Expectations - Who is responsible when they aren't met?
It is always hard when someone doesn't meet your expectations. You feel disappointed, annoyed, and angry, along with some other emotions I'm sure. It is always easy to blame the person that is falling short but I am finding as good a job as I think I'm doing communicating what my expectations are I probably wasn't as clear as I thought. When someone isn't meeting your expectations, here is a quick process to go through to have a better result the next time.
- Don't make them guess. If there is something you want but you never tell them, you can't expect them to just know. Did you actually say what your expectations are?
- Before you talk to them, make sure you know what it is you want for sure. You can't have your cake and eat it too.
- Ask the person why they aren't doing what you expect. Maybe there are some valid reasons that you haven't considered that is making it more difficult. Giving them a chance to express their view is important also, everyone needs to feel like their opinions matter.
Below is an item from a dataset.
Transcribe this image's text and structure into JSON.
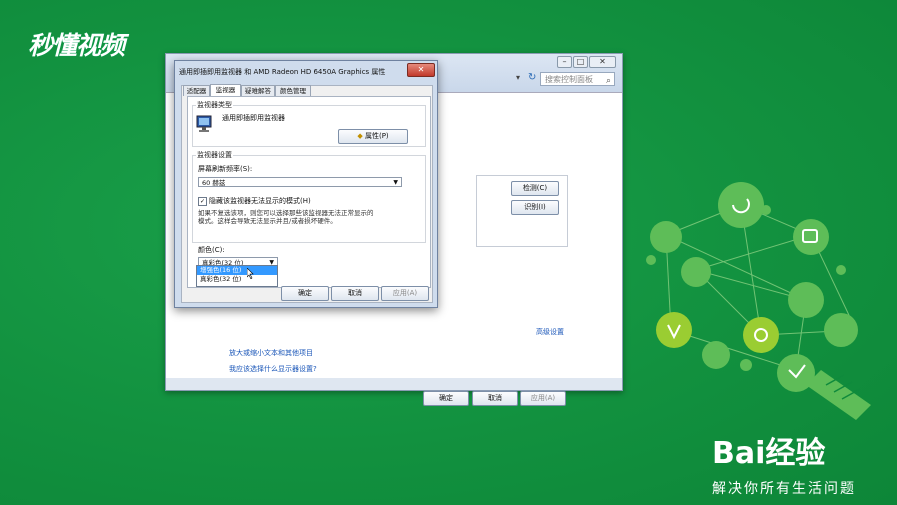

- Reset the expectations. Make sure you are clear in explaining what is most important.
- Ask them to confirm what they've heard. Part of what I like to do is ask them if they feel what I'm expecting is fair. If they say yes and they understand now it is on them.
- Follow up - check back frequently at the beginning to make sure what you are expecting is being met until it becomes more of a routine.
Interesting thoughts. I think if people would look inward to find solutions these days, they might find them quicker. We are all so quick to judge and cast blame to others, we never think, hmm....I might be part of the problem, therefore being part of the solution. Thanks for sharing your thoughts. They really get a person thinking.